Moss, trail to Avalanche Lake

If a teacher posts readings without requiring students to write about them, incorporate them into class discussion, or otherwise reflect on them, are they part of the course?

Before the semester, I defined for myself questions that governed selection and structuring of each week’s content:

  • Week 1 And when I die: What themes and issues does Being Mortal raise?
  • Week 2 Toe bone connected to the foot bone: How and why did we delegate end of life decisions to our health care system? How does the system work? How is it financed?
  • Week 3 You say you want a revolution: Can the issues raised in Being Mortal be addressed by reforming our health care system? What reforms are needed? What is necessary to implement such reforms?
  • Week 4 I’ll be watching you: What is the legal basis to reject medical treatment? What is the legal basis for the right to die?
  • Week 5 I am a rock, I am an island: When does one have a legal obligation to help another? How should society reconcile an individual’s right to autonomy with the needs of others negatively affected by exercise of that right?
  • Week 6 For the loser now will be later to win: How could one change social attitudes regarding end-of-life decisions? How did the Civil Rights Movement and the Gay Rights Movement effect change?
  • Week 7 Reflection: How do this course’s topics and themes tie together? What have we learned? What will we take away from this course?

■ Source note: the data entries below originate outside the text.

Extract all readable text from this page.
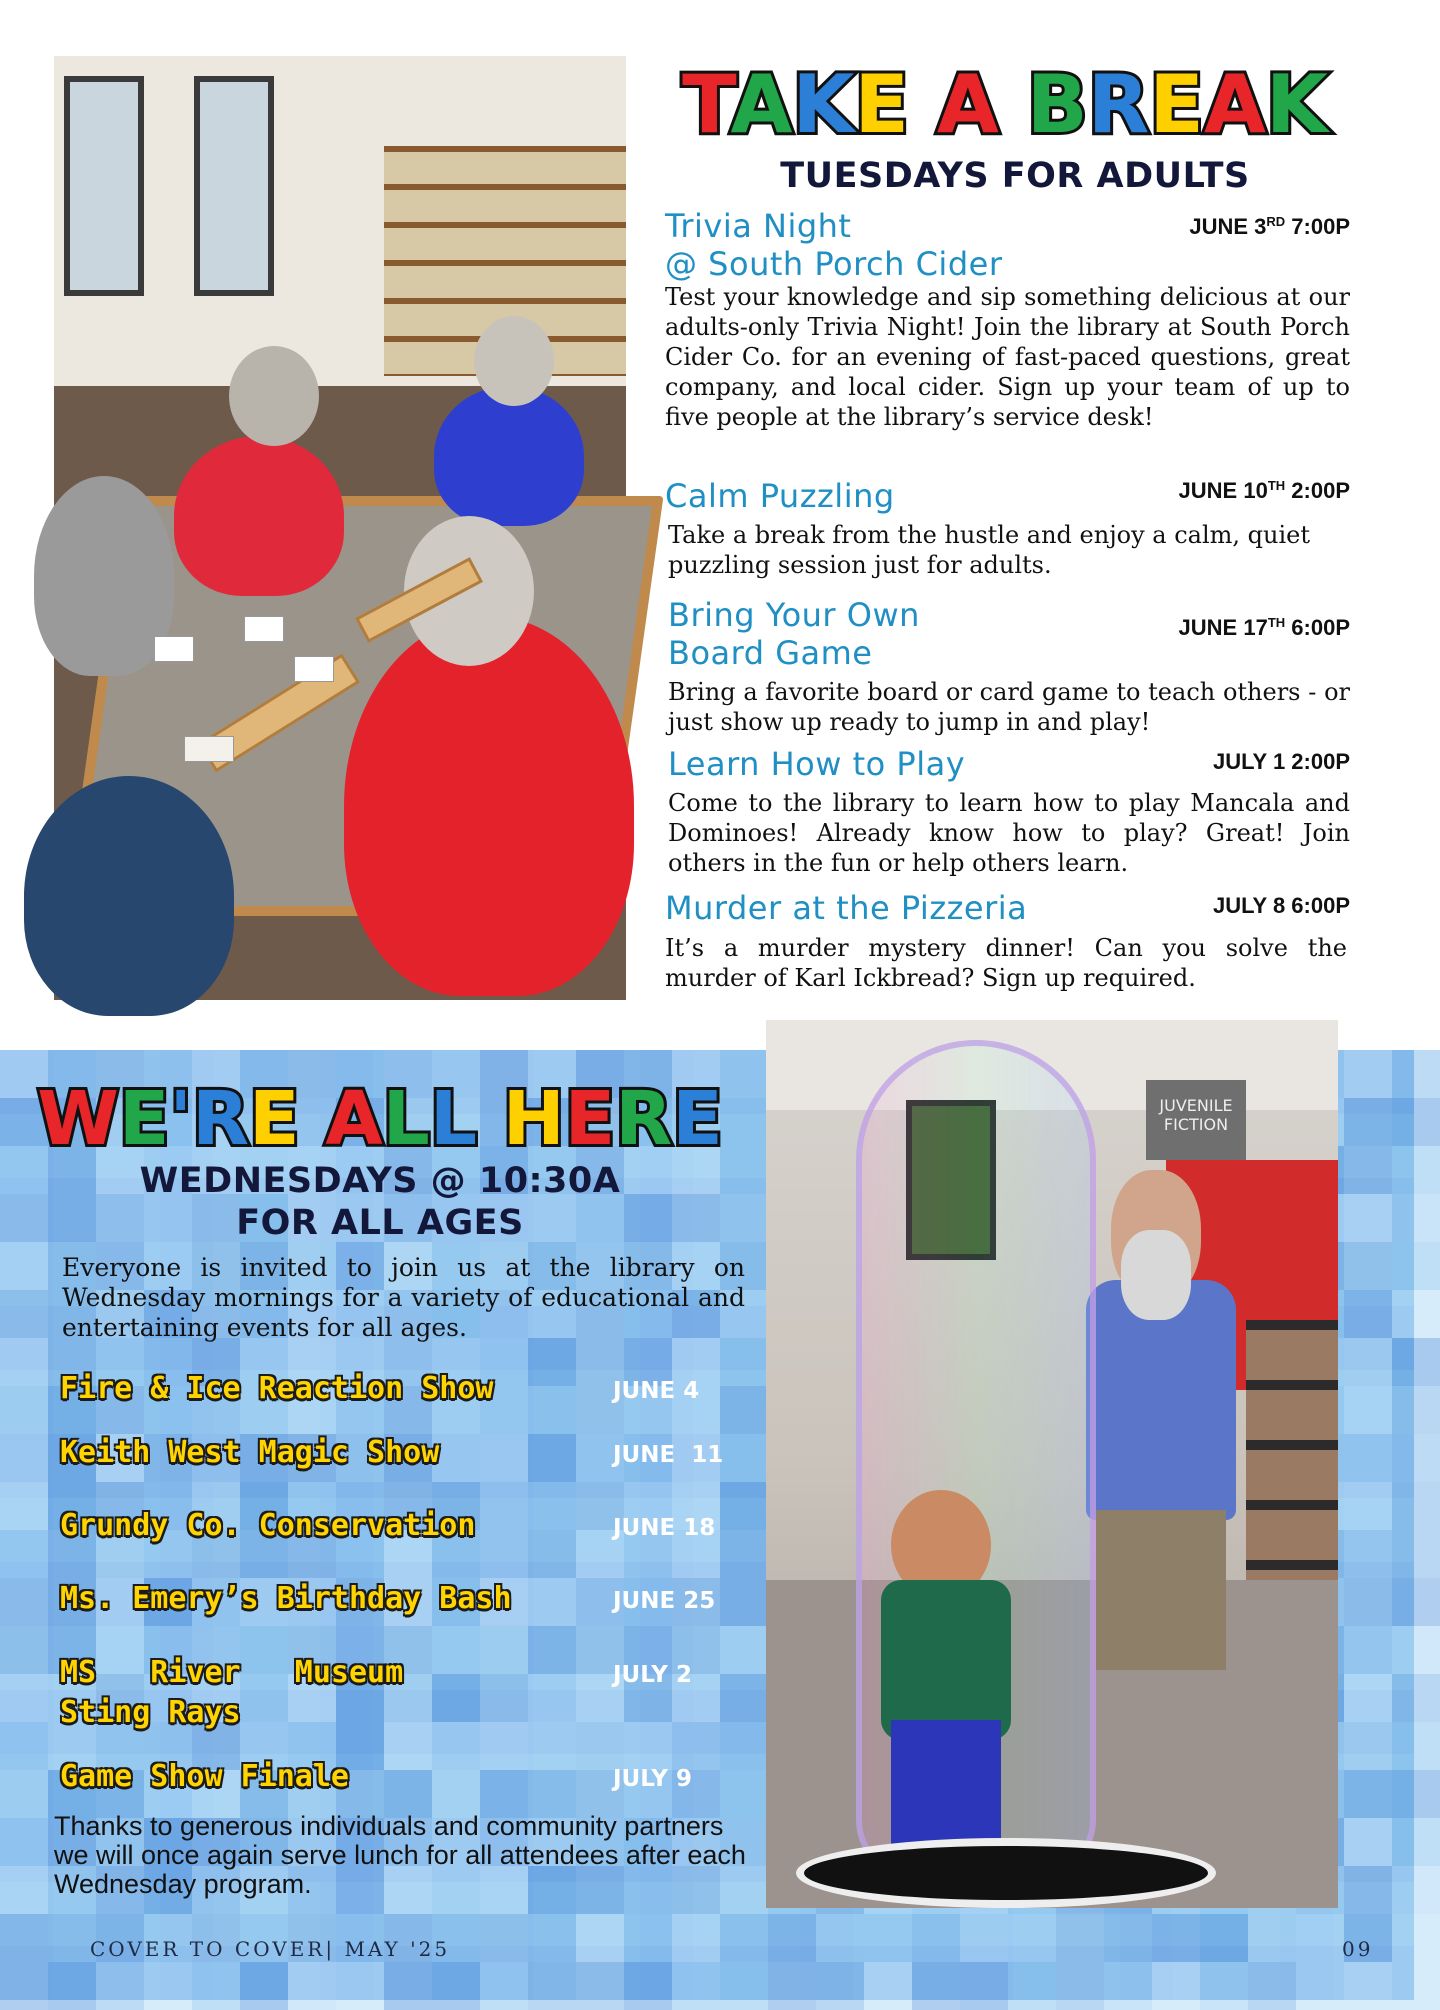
TAKE A BREAK
TUESDAYS FOR ADULTS
Trivia Night
@ South Porch Cider
JUNE 3RD 7:00P
Test your knowledge and sip something delicious at our adults-only Trivia Night! Join the library at South Porch Cider Co. for an evening of fast-paced questions, great company, and local cider. Sign up your team of up to five people at the library’s service desk!
Calm Puzzling	JUNE 10TH 2:00P
Take a break from the hustle and enjoy a calm, quiet puzzling session just for adults.
Bring Your Own
Board Game
JUNE 17TH 6:00P
Bring a favorite board or card game to teach others - or just show up ready to jump in and play!
Learn How to Play	JULY 1 2:00P
Come to the library to learn how to play Mancala and Dominoes! Already know how to play? Great! Join others in the fun or help others learn.
Murder at the Pizzeria	JULY 8 6:00P
It’s a murder mystery dinner! Can you solve the murder of Karl Ickbread? Sign up required.
JUVENILE
FICTION
WE'RE ALL HERE
WEDNESDAYS @ 10:30A
FOR ALL AGES
Everyone is invited to join us at the library on Wednesday mornings for a variety of educational and entertaining events for all ages.
Fire & Ice Reaction Show	JUNE 4
Keith West Magic Show	JUNE  11
Grundy Co. Conservation	JUNE 18
Ms. Emery’s Birthday Bash	JUNE 25
MS   River   Museum
Sting Rays
JULY 2
Game Show Finale	JULY 9
Thanks to generous individuals and community partners we will once again serve lunch for all attendees after each Wednesday program.
COVER TO COVER| MAY '25	09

These express my conception of the course’s intellectual arc. They are not the “right” questions and themes. There is no “right” answer. Most topic connections are impressionistic, requiring individual interpretation.* I vowed not to impose on you my version of the themes and narratives. It was not an easy vow to honor.** Your weekly activities and discussions were different from those I would have delivered.  For me the results–that is, the topics you discussed, the issues you raised, the conclusions you drew–were often revelatory, especially as you became more comfortable expressing your beliefs and disagreeing with each other. (Which you did, without becoming disagreeable.) You took each week’s content seriously, and I grew more comfortable letting you run without controlling the reins.

We’re at the end. Week 7’s task is, in many respects, the most difficult: make sense of it all.

Actually, no. Requiring Team 7 to define What It All Means would violate the rules. Its task is to reflect.


I am confident that Team 7 will ruminate, cogitate, cerebrate, and contemplate their way to a valuable and satisfying final class discussion. And for the final act, I’m lightly tugging the reins, revealing my cards, shaping the discussion, and listening for the tree’s fall.***

*Were I teaching you how to perform heart bypass surgery, I would not have merely given you a patient, a scalpel, and a pat on the back. This is not heart surgery–or statistics or financial accounting or economics or calculus, which trod narrow and certain paths. Our worst outcome would be a boring, wasted classroom experience.  We did not come close to that.

**Along the same line, I thought: if I share this Reflection document with students before the final class, will it interfere with, or unduly influence, their reflections? Perhaps. It’s a risk. Then I thought: if I don’t share it before the final class, will they even read it? Probably not. It’s a larger risk. Which brought me to the question above:

If a tree falls in a forest and no one hears it, does it make a sound?

***And mashing the absolute bejeezus out of these metaphors.